It is no longer big news that AI can effectively support doctors and other healthcare professionals in performing administrative tasks, assessing medical images (ultrasound, CT and MRI scans) and making diagnoses. We also know that AI is still far from being able to completely and independently take over the tasks of doctors, radiologists and other healthcare professionals. Humans are, and will always remain, responsible. As mentioned, AI has a supporting role. And that this works well has now been demonstrated in an international study led by the Max Planck Institute for Human Development.
The study, conducted in collaboration with partners from the Human Diagnosis Project (San Francisco) and the Institute for Cognitive Sciences and Technologies of the Italian National Research Council (CNR-ISTC Rome), looked at how AI and medical professionals can work together most efficiently and accurately.
AI makes different mistakes than humans
AI solutions, particularly large language models (LLMs) such as ChatGPT, Gemini or Claude, can help in making a diagnosis. However, there are also risks associated with using these tools. Perhaps the best known is the “hallucinating” of AI bots, whereby information is almost literally made up. This is annoying when it happens in an essay for Dutch class at school, but potentially fatal when it comes to a medical assessment or diagnosis.
Hallucinating is something that a doctor will not do when assessing symptoms or a medical scan. However, doctors and radiologists can “miss” clues. Simply because they are invisible to the human eye or because of a wrong conclusion. In short, humans make different mistakes than AI tools, and vice versa.
Collaboration between AI and humans
The study, which has now been conducted and published in the Proceedings of the National Academy of Sciences, shows that combining human expertise with AI models leads to the most accurate open diagnoses. The researchers talk about developing hybrid diagnostic collectives. In these collectives, human experts work together with AI systems. According to the researchers, these teams are significantly more accurate than collectives consisting exclusively of humans or AI. This is particularly true for complex, open diagnostic questions with numerous possible solutions, rather than simple yes/no decisions.
‘Our results show that collaboration between humans and AI models has great potential to improve patient safety,’ says lead author Nikolas Zöller, postdoctoral researcher at the Centre for Adaptive Rationality at the Max Planck Institute for Human Development.
The study used data from more than 2,100 so-called medical vignettes from the Human Diagnosis Project. These are short descriptions of medical case studies, including the correct diagnosis. The diagnoses of doctors were then compared with those of five leading AI models.
The researchers simulated different diagnostic collectives: individuals, human collectives, AI models and mixed human-AI collectives. In total, the researchers analysed more than 40,000 diagnoses. Each of these was classified and evaluated according to international medical standards (SNOMED CT).
Humans and AI complement each other
The study shows that combining multiple AI models improved diagnostic quality. On average, the AI collectives outperformed 85 per cent of human diagnosticians. However, there were numerous cases in which humans performed better. Interestingly, humans often got the diagnosis right when AI failed.

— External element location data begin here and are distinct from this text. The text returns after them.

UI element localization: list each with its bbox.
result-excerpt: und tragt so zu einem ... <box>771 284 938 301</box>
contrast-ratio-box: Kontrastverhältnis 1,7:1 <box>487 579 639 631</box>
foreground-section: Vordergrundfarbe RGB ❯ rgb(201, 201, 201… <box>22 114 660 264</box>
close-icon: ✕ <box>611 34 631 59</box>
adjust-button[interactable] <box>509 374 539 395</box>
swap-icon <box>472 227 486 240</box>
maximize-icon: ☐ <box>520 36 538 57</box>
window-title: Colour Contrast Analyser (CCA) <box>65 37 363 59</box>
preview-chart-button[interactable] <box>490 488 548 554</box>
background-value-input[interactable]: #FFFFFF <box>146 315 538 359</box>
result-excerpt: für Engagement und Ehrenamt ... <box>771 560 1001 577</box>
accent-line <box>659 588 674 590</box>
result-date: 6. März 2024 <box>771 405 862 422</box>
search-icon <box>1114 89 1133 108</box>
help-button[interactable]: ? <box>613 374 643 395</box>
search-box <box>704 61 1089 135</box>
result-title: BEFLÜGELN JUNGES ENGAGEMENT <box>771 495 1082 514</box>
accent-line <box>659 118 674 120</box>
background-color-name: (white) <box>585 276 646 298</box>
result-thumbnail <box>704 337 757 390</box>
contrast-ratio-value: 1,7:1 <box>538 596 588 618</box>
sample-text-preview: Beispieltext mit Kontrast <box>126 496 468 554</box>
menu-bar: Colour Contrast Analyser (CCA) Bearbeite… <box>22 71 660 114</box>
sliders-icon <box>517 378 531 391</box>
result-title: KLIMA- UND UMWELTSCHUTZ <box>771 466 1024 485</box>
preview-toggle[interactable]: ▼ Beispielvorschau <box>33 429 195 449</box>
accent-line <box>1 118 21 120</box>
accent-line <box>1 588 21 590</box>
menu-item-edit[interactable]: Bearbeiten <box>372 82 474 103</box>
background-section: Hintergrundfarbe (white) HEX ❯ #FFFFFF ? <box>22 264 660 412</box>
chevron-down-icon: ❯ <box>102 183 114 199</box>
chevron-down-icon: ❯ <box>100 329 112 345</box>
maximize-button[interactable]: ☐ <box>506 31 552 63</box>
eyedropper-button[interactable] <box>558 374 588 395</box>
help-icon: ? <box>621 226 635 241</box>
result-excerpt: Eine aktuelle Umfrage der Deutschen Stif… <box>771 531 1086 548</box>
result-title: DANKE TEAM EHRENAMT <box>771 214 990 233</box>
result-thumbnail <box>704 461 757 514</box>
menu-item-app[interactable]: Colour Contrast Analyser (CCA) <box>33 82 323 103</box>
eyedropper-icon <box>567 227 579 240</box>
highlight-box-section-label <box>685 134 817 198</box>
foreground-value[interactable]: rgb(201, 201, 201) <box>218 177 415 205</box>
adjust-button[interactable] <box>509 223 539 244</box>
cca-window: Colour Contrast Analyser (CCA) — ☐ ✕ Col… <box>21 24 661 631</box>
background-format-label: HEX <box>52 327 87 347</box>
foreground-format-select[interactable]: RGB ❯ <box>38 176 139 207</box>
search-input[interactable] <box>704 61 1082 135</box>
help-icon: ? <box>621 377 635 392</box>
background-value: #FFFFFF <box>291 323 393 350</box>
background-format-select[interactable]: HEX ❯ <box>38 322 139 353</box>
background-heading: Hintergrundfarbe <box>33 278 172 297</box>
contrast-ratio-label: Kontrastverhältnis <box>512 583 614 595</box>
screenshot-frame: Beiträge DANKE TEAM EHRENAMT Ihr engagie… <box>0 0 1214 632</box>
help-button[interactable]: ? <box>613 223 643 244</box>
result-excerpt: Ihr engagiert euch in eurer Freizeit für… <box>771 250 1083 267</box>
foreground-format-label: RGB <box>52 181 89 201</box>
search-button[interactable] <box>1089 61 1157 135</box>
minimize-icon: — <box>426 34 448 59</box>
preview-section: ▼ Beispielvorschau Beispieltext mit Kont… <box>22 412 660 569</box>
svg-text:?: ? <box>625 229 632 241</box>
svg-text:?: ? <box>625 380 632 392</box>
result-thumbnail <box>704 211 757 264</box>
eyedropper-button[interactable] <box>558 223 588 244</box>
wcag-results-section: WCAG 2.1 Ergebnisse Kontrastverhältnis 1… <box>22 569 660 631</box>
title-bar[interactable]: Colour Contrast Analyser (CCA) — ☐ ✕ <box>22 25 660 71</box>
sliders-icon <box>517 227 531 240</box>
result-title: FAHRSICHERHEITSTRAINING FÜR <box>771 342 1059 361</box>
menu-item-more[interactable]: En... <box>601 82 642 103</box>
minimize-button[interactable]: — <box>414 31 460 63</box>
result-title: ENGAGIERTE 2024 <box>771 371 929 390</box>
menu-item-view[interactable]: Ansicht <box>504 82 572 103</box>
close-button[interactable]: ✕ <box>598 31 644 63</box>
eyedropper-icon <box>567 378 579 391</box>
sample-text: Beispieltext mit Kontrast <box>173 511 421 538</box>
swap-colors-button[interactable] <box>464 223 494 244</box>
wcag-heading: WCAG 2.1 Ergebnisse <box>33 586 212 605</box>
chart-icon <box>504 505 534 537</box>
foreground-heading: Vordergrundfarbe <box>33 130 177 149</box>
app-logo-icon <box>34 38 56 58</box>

The biggest surprise was that combining both worlds led to a significant increase in accuracy. Even adding a single AI model to a group of human diagnosticians, or vice versa, significantly improved the result. The most reliable results came from collective decisions involving multiple humans and multiple AI solutions.
The explanation for this is that humans and AI systematically make different mistakes. When AI failed, a human professional could compensate for the mistake, and vice versa. This so-called error complementarity is what makes hybrid collectives so powerful. "It's not about replacing humans with machines. Rather, we should see artificial intelligence as a complementary tool that unfolds its full potential in collective decision-making," says co-author Stefan Herzog, senior research scientist at the Max Planck Institute for Human Development.
Limitations
However, the researchers also emphasise the limitations of their work. The study only looked at text-based case descriptions and not at real patients in a real clinical setting. Whether the results can be directly applied in practice remains a question that needs to be investigated in future studies. Similarly, the study focused exclusively on diagnosis, not treatment, and an accurate diagnosis does not necessarily guarantee optimal treatment.
It also remains uncertain how AI-based support systems will be accepted in practice by medical staff and patients. The potential risks of bias and discrimination by both AI and humans, particularly with regard to ethnic, social or gender differences, also require further investigation.